Photo copyright SvD.

Saturday, 7 January 2017

The Hunt turns my legs to jelly

I was walking down the main street in our little 17th century village today when all of a sudden the most tremendous roar of horses hooves sounded suddenly behind me. As I turned around I had barely ten seconds to step out of the way as the local hunt, some fifty of them, so magnificent in their green tweed jackets, blazed past me along with their pack of foxhounds, gleefully chasing after them. Both lanes of traffic instantly ground to a halt to allow the thunderous ensemble to pass by. It was all quite a sight which literally took my breath away. If there was a fox somewhere in the mêlée, running for his life, I did not see him.

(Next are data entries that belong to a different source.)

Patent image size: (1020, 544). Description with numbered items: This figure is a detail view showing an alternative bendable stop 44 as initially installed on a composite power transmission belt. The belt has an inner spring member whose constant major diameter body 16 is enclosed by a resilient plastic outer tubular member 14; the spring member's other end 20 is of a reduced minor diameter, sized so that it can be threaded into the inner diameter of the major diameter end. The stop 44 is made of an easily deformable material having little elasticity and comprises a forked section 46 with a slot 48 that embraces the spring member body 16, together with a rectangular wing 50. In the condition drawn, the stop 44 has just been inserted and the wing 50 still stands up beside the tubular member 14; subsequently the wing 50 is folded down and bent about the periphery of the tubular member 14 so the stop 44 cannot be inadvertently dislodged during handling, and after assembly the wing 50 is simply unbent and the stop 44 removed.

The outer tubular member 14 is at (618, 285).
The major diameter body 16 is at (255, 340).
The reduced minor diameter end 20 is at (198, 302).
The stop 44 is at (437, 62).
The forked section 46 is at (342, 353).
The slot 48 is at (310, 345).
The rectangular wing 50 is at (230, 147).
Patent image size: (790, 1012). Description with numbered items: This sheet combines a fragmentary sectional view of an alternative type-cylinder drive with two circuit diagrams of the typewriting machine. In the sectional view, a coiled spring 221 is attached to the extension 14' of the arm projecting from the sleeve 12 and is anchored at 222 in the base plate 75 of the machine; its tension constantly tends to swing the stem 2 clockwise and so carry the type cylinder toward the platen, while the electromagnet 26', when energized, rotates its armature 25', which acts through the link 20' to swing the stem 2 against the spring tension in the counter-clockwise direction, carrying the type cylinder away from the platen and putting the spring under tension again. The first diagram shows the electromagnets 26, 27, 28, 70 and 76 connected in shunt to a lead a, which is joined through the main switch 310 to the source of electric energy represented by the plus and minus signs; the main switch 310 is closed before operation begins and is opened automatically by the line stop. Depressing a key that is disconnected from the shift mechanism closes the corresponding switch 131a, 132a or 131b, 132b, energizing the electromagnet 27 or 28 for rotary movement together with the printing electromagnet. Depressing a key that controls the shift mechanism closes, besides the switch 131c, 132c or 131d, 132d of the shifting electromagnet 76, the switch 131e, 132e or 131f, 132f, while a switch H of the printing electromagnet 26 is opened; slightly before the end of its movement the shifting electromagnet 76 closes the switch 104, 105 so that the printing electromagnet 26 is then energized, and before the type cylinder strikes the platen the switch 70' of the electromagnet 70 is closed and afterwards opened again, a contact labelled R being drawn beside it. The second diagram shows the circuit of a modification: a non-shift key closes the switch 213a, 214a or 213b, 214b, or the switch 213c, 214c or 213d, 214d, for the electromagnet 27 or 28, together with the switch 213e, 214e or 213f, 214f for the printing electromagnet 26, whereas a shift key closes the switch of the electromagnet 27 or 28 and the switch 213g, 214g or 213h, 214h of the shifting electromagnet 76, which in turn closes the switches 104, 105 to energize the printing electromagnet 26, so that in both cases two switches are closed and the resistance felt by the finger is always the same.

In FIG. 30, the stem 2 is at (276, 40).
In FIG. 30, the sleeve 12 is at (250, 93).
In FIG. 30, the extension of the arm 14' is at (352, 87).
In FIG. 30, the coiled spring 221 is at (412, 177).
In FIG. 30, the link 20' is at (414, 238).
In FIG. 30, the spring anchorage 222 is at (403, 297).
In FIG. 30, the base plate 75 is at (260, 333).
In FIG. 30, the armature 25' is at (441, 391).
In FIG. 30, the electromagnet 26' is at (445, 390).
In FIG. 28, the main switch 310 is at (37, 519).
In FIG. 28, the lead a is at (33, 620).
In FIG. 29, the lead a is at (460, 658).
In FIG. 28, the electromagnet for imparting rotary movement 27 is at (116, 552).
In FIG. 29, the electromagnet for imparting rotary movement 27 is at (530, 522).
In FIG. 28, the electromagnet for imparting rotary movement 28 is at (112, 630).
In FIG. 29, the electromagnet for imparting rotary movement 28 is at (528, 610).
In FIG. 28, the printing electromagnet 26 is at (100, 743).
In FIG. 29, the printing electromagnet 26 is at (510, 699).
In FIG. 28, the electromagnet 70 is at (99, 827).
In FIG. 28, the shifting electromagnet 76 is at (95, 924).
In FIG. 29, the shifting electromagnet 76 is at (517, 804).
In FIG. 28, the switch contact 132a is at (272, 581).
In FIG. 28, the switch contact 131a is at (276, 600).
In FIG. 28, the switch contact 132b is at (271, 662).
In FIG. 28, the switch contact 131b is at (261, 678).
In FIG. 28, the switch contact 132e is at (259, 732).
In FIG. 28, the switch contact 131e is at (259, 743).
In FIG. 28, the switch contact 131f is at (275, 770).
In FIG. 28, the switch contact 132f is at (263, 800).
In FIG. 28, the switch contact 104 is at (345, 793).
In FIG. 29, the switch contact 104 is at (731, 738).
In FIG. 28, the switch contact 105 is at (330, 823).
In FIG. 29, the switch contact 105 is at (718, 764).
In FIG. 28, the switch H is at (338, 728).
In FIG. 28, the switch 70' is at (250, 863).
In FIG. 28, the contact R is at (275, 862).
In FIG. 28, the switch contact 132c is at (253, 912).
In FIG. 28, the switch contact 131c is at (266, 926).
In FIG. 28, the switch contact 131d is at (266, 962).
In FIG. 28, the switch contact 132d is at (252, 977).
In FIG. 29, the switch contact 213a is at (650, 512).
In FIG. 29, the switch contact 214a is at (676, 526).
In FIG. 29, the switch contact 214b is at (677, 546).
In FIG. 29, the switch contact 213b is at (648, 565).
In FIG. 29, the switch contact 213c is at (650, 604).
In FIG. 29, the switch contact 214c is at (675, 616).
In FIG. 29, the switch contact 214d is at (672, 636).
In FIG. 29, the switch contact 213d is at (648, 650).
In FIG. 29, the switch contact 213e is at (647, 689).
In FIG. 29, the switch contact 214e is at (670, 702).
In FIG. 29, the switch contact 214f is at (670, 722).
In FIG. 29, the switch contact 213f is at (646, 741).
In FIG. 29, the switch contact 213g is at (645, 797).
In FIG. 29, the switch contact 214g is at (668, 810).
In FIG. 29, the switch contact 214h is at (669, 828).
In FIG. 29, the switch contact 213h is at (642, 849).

I have to admit that the sight of the hunt is breathtaking to me and my legs quiver each time as it passes within spitting distance. I can only imagine how exhilarating it must be to charge along on a fine horse with a pack of excited hounds for company.

Today was freezing cold and my morning walk, my meditation, my hymn to the Gods, took place amongst the frosted fields and woods. How lucky am I to walk for miles and never see a single soul apart from the odd kestrel who fancies me for his breakfast.